Last night when I was hammered I set a reminder to tell you that your boobs are my favorite ones in the world, so this is me giving you that message.
I definitely didn't wake up this morning thinking "i wanna get gang banged today"
She gave him a lap dance on the glass table. You can guess how that ended
He screamed "Hug me!" and dove into the bushes. How he gets laid every weekend is beyond me.
Restaurants Roasting People Who Gave Them Negative Yelp Reviews (25 Pics)
When's a good time to tell your boyfriend you've slept with his ex girlfriend?
its cute though when you google his name more than one mug shot comes up from different states
Pretty sure I'm going to hell because of our friendship
Last one there wins
It looks like I promised him my virginity, in spanish.

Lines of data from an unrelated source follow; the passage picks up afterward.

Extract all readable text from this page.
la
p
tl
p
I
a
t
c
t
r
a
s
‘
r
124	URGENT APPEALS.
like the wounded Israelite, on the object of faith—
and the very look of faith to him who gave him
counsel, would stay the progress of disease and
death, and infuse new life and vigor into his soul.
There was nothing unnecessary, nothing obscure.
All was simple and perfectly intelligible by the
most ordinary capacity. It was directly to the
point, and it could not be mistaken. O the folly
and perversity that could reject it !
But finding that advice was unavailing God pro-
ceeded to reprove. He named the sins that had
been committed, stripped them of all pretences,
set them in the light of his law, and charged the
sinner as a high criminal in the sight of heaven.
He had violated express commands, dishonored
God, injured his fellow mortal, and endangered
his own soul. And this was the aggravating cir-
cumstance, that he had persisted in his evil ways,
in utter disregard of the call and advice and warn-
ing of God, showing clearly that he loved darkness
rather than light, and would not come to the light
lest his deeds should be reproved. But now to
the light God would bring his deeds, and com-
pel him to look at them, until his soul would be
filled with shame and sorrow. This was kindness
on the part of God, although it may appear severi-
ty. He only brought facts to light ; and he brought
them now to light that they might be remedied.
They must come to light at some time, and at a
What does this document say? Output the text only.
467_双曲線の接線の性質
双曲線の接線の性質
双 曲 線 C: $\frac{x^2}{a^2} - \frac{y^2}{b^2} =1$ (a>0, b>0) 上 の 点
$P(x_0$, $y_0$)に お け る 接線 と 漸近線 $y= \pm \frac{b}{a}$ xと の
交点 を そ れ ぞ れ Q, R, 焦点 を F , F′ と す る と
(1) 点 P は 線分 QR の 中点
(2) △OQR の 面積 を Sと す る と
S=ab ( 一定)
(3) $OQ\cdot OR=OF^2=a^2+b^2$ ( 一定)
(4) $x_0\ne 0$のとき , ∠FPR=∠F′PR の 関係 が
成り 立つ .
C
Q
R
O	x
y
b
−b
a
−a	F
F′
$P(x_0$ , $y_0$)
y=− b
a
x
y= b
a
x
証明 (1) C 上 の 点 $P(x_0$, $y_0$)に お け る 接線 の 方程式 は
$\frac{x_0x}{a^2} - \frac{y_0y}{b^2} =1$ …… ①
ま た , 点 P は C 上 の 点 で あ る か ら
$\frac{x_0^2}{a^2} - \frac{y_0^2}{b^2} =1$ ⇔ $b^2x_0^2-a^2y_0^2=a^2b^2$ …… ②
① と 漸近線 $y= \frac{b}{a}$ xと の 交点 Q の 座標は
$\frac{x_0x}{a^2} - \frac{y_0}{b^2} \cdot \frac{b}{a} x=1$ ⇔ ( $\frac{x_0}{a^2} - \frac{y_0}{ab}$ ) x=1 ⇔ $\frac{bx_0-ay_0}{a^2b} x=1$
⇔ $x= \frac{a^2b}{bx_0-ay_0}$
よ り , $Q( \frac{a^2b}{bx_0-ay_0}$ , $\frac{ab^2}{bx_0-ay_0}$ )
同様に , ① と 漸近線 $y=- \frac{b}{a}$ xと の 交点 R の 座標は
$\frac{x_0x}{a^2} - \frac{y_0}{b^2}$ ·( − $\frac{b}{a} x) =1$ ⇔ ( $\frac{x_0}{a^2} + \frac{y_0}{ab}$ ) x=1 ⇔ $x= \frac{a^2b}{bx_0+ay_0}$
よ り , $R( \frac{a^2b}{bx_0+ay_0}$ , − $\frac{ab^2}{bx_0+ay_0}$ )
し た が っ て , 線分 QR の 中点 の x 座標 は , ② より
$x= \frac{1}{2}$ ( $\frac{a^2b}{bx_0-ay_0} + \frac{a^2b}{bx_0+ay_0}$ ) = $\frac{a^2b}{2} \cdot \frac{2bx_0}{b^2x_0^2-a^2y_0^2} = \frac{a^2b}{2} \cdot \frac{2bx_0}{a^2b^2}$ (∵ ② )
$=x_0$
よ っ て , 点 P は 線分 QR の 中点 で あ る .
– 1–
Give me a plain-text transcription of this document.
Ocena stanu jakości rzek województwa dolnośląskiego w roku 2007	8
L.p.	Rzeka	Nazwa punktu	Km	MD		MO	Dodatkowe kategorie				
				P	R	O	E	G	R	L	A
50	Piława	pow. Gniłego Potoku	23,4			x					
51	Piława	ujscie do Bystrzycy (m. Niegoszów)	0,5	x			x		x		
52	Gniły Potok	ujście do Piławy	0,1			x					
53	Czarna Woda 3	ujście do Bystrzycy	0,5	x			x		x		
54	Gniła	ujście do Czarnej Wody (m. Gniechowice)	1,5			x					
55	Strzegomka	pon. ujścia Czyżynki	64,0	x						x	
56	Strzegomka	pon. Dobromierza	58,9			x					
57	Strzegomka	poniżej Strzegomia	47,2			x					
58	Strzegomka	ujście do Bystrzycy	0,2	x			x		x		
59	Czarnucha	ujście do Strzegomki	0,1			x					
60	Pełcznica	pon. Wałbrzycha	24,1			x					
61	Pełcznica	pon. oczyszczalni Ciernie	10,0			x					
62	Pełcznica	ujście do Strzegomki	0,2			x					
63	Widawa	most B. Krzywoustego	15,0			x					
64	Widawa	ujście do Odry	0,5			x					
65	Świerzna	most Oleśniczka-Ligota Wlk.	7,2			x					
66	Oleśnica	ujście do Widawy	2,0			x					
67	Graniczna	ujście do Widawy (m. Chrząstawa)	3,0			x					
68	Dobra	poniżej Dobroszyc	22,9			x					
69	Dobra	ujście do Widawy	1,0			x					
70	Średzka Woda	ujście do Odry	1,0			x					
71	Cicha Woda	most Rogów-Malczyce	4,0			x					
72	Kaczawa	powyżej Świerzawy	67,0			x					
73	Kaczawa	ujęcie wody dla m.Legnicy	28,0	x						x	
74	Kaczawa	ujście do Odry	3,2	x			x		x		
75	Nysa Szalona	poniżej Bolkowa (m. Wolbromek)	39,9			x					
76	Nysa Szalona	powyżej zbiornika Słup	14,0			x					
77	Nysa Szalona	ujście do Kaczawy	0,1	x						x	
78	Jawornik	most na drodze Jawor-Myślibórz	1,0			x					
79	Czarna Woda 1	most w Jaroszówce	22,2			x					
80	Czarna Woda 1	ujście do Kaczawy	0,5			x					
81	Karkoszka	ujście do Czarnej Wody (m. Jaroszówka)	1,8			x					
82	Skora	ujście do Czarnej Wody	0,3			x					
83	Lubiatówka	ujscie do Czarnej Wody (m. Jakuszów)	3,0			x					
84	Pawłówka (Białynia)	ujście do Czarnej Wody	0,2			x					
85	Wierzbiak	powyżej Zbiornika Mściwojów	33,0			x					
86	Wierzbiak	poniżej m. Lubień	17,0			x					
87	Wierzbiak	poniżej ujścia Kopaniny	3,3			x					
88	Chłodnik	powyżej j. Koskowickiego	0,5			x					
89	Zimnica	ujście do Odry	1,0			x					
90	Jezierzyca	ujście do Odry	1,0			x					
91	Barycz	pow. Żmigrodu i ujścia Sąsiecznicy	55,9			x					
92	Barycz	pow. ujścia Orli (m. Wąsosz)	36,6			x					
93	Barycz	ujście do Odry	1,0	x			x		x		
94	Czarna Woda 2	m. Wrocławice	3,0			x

What the hell did you give me?
I wasn't an ass in college so much more like I showed my ass a lot especially during serious beerpong games. You know I don't fuck around when it comes to sports.
Woman Posts Harassing DMs From Creep Online, Now He’s Upset Because People Told His Mom
yo knit me an eyepatch. but also make it usable as a thong
Yeah, I'm just gonna try to repress that and remember him for his big dick and perfect jawline.
Listen I'm tryna celebrate your divorce. Sometimes that calls for drinking on the toilet.
Why are we so out going and care free I can't wait for maturity to kick in so we stop having 700 dollar bar tabs
That portable toilet under the bed? Turns out it was a tuba. Explains alot.
I smell Vodka. It's me. If anyone asks it's totally hand sanitizer.